Universal, Government-Funded Preschool Proves to be a Misguided Foray

COMMENTARY Education

Universal, Government-Funded Preschool Proves to be a Misguided Foray

May 17, 2016 2 min read

Commentary By

Salim Furth, Ph.D. @salimfurth

Former Research Fellow, Macroeconomics

Lindsey M. Burke, PhD @lindseymburke

Director, Center for Education Policy

Some “education activists” continue to call for more government-funded preschool programs despite mounting evidence that they don’t work.

Studies of large-scale preschool programs in Quebec and Tennessee show that vastly expanding access to free or subsidized preschool may worsen behavioral and emotional outcomes for students. Even proponents acknowledge that universal preschool does nothing to improve future academic performance.

Proponents hang their hats on two studies that have found benefits of preschool attendance: the Perry Preschool Project and the Abecedarian Preschool Study. The Perry study began in 1962 and included just 123 children (58 in the treatment group), all from low-income households. It tracked a half-century-old program that provided around-the-clock, comprehensive preschool and care services to a few dozen “at-risk” children.

The Abecedarian Program, which began in 1972, had a sample of 111 (57 in the treatment group) children from low-income households. The program included individualized education services, transportation, and social and nutritional services, among other interventions.

Both studies identified positive outcomes from these boutique programs, such as increasing the likelihood of attending college and lower incarceration rates. Yet both studies suffer from flawed methodologies. Among their shortcomings: violation of random assignment rules, small sample size and management of the evaluations by the program developers themselves.

So why do government preschool proponents continue to appeal to these two nearly half-century-old studies? Because their findings have never been replicated on a larger scale.

In fact, the dated nature of the findings should largely exclude them from consideration of the efficacy of subsidized preschool programs.

Current, rigorous evaluations of preschool programs tell a very different story. Recent evaluations of Head Start and Tennessee’s large, statewide preschool program should carry much more weight with policymakers considering expanding taxpayer-funded preschool.
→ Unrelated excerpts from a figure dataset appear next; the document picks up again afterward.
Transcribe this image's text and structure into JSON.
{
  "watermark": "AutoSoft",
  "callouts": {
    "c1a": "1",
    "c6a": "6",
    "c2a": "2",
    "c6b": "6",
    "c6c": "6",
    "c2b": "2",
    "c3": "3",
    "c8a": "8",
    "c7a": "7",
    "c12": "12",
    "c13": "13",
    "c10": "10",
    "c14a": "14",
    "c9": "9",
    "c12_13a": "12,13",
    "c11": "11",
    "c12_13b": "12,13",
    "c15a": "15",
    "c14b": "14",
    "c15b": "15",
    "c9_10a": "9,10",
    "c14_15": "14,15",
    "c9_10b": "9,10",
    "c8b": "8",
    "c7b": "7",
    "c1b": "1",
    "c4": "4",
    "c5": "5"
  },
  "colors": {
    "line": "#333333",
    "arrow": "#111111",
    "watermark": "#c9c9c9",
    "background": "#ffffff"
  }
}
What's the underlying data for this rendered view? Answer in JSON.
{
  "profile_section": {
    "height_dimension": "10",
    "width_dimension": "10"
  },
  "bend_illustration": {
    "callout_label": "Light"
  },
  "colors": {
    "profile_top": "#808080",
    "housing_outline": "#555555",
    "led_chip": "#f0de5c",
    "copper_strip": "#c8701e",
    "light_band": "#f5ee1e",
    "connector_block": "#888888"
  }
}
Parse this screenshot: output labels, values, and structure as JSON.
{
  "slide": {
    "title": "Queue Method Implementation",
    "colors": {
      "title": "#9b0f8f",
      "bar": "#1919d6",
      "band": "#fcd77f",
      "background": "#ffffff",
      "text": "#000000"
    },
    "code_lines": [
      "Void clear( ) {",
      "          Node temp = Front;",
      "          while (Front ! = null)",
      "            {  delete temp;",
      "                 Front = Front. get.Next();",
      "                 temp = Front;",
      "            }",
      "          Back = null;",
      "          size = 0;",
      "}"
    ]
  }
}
With regard to Head Start, the federally funded preschool program for children from low-income families, a random assignment evaluation by the Department of Health and Human Services (which manages Head Start) found little to no impact on the parenting practices or the cognitive, social-emotional and health outcomes of participants. Moreover, on a few measures, access to Head Start actually had harmful effects on participating children.

A team of researchers from Vanderbilt University found that the Tennessee program, open to some 18,000 children and lauded as a model, state-based preschool program, produced no significant differences between the control group and the preschool group by the end of kindergarten. In other words, even so-called high-quality preschool programs are failing to live up to the promises made by proponents.

It is also worth examining Quebec’s publicly funded day care program. The Canadian province introduced universal, low-cost day care for children through age 4 beginning in 1997. The program has had a large impact on the day care market: Privately funded child care arrangements have almost disappeared. Quebec now has the highest rate of subsidized child care in Canada, at 58 percent in 2011.

And how are the children faring? Economists Michael Baker, Jonathan Gruber and Kevin Milligan found that children exposed to the program were subsequently 4.6 percent more likely to be convicted of a crime and 17 percent more likely to commit a drug crime. Their health and life satisfaction rates were worse.

Proponents of universal government-subsidized preschool have to grapple with the fact that universal programs have failed and had negative effects on children.

What’s more, additional federal subsidies for early childhood education would crowd out private providers from the preschool market, which ultimately would limit options for families and trap their children in counterproductive public programs.

Universal preschool proposals would create a subsidy for middle-income and upper-income families while adding to the tax burden for Americans. A growing body of empirical evidence suggests that, in the long run, the government-run preschool experience leaves many children worse for the wear.